Stanford mechanical engineering seniors help design housing for refugees
Forty-six Stanford seniors are working on capstone projects that address real-world problems through Mechanical Engineering Design: Integrating Context with Engineering, a two-quarter course that is the culmination of a bachelor’s degree in mechanical engineering.
Makenzie Fischer and Shadi Elaridi stood inside a six-sided wood frame structure on a plot allocated for student projects at the O’Donohue Family Stanford Educational Farm. The mechanical engineering seniors were testing the prototype of a hinged roof their team created for an organization that designs modular homes for refugees.
Working together, they lifted three hinged sets of panels made of foam insulation board with angled mitered joints – one set at a time – and fitted them into guard rails at the top of the walls. It took some maneuvering, but soon the building had a silvery crown.
“It’s working pretty much the way we expected it to work,” said Fischer, stepping back to look at the hexagonal structure. “The mechanisms we put in place to make assembly easy are working, so that’s exciting.”
The sight also made her laugh.
“Now it’s looking like a rocket ship,” she said of the narrow structure the students built to test their roof design. In refugee camps, the dimensions of individual hexagonal structures will be much larger at 180 square feet.
The students are working with Mawa Modular to design homes for Syrian refugees living in Jordan. The organization is developing kit-of-parts dwellings – housing components that can be easily assembled, taken apart, extended and reconfigured into safe and durable homes for refugees and displaced people around the world.
Another team of mechanical engineering students is designing interlocking floor panels that will connect individual hexagonal structures to make multi-room dwellings – creating homes that resemble honeycombs.
The teams partnered with Mawa through Mechanical Engineering Design: Integrating Context with Engineering, a two-quarter course that is the culmination of a bachelor’s degree in mechanical engineering at the Stanford School of Engineering.
The organization, whose name comes from the Arabic word for shelter, was established by students at four U.S. universities, including Bushra Bataineh, who earned a PhD in sustainable design and construction at Stanford in 2019. Mawa received an innovation transfer grant from Stanford’s TomKat Center for Sustainable Energy in 2018 to allow them to advance their idea and develop a viable prototype.

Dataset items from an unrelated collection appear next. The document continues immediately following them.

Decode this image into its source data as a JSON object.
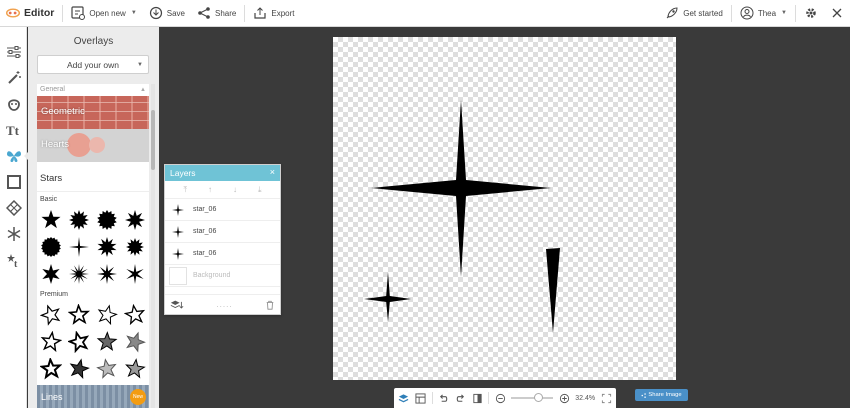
{
  "topbar": {
    "app_name": "Editor",
    "open_new": "Open new",
    "save": "Save",
    "share": "Share",
    "export": "Export",
    "get_started": "Get started",
    "user": "Thea"
  },
  "panel": {
    "title": "Overlays",
    "add_own": "Add your own",
    "general_label": "General",
    "tiles": [
      "Geometric",
      "Hearts"
    ],
    "stars_title": "Stars",
    "basic_label": "Basic",
    "premium_label": "Premium",
    "lines_tile": "Lines",
    "new_badge": "New"
  },
  "layers": {
    "title": "Layers",
    "rows": [
      "star_06",
      "star_06",
      "star_06"
    ],
    "background": "Background",
    "dots": "....."
  },
  "bottombar": {
    "zoom": "32.4%",
    "zoom_fraction": 0.55
  },
  "share_image": "Share Image",
  "colors": {
    "layers_header": "#6fc3d6",
    "share_button": "#4a90c8",
    "accent_rail": "#4aa7d0",
    "workspace": "#3a3a3a"
  }
}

Student Shadi Elaridi said students learned that the average length of time someone spends in a refugee camp is 17 years, but current housing is designed to last only one to five years.
“I envision these homes impacting the lives of many children born in refugee camps around the world and I’m excited for the positivity it will bring into their lives,” he said. “It’s inspiring to think that many individuals who will call refugee camps ‘home’ for the first 20 or so years of their lives will associate that time with a dignified environment.”

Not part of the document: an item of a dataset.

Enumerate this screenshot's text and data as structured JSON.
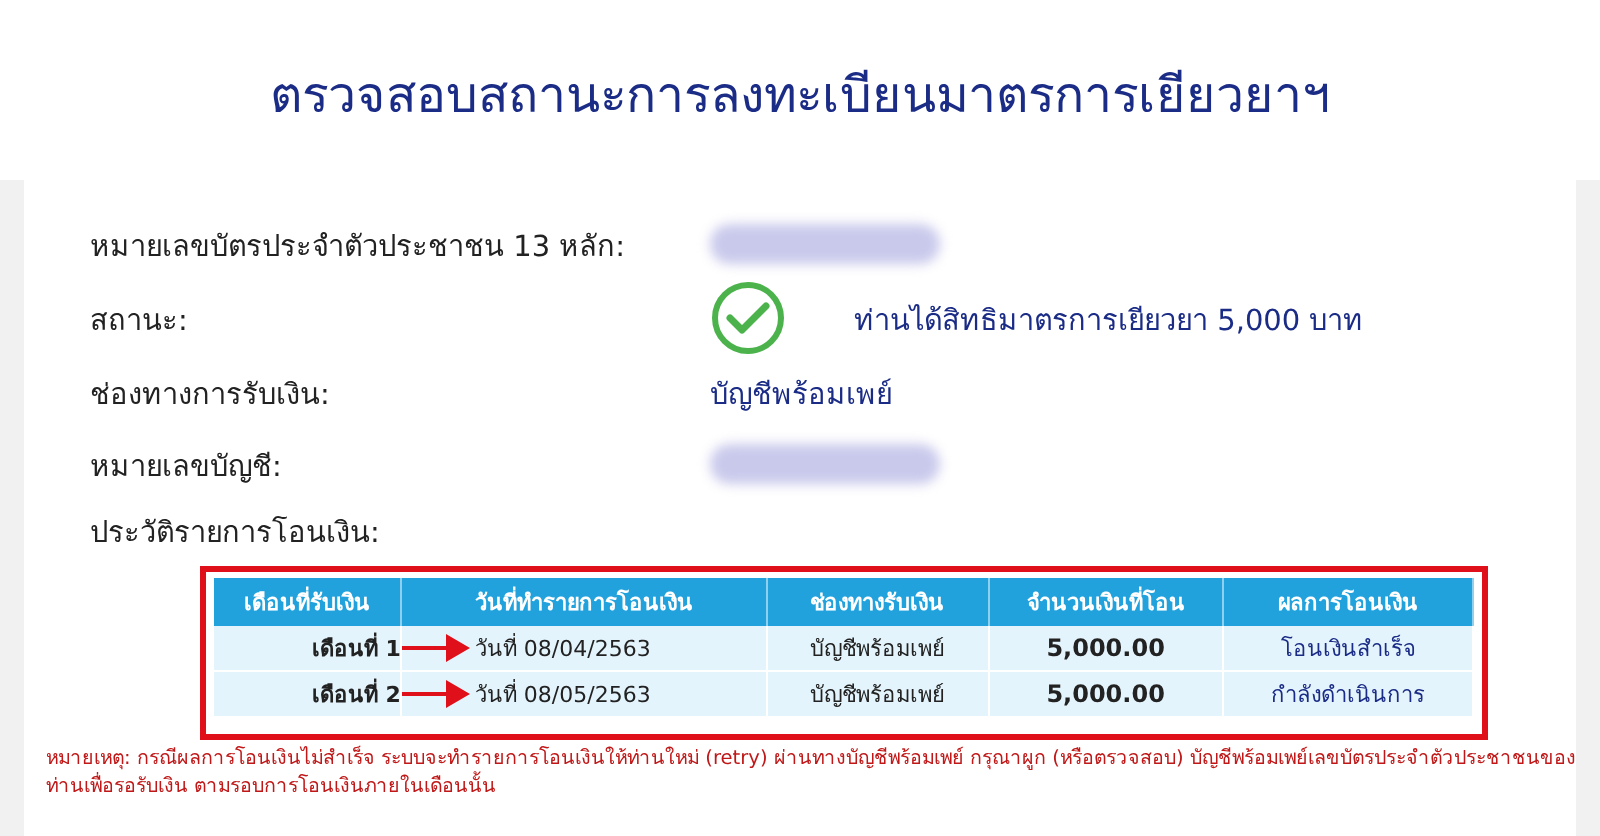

During the two-quarter course, students learn skills in engineering design, teamwork, project management, the engineering development process and professional communication – oral, presentation, written documentation and listening – and evaluate the ethical, sustainability, health, environmental and societal impact of their projects.
The course is taught by Jeff Wood, the capstone course and lab project development director in the Department of Mechanical Engineering in the School of Engineering, and Shoshanah Cohen, director of community-engaged learning in engineering at the Haas Center for Public Service.
Engineering in the real world
Cohen said most mechanical engineering design classes give students a specific challenge with precise technical requirements and ask them to develop something to meet these requirements.
“In real life, engineering projects can be incredibly open-ended, and the necessary data and information isn’t necessarily available,” she said. “You have to find it or derive it or use the knowledge you’ve gained from your educational background and experiences.”
“I think the most powerful thing about engineering is the ability to create positive change in the world.”
—Makenzie Fischer
During the course, which is certified as a Cardinal Course by the Haas Center for Public Service, students spend several weeks figuring out who will use the product, what they want and need and how to translate these needs into to technical requirements.
“We want students to get experience working with a real person or organization that needs what they are designing,” Cohen said. “We also want them to get experience working in an assigned team. That’s also real world. You almost never get to choose who you get to work with on engineering design projects.”
Instructors select projects that can have a meaningful impact on problems related to the environment, health and equity.
“We don’t expect students to develop something earthshattering – and we don’t promise the community partner that they’ll solve the problem – but we do expect students to do their best work because there are actual people on the receiving end who can benefit from their efforts,” Cohen said. “We find that students are excited to work on projects with a clear purpose and they take them very seriously.”
Students were inspired by the partnership with Mawa.
“Mawa has a great mission,” said Aidan Fay. “Being able to apply engineering for an explicitly humanitarian cause brings an additional layer of meaning to the course.”
Fischer agrees.
“I think the most powerful thing about engineering is the ability to create positive change in the world,” she said. “This project has immense potential to tangibly improve the lives of refugees. We really hope that our roofing solution will help Mawa accomplish its goal of providing refugees with a more dignified and comfortable living environment.”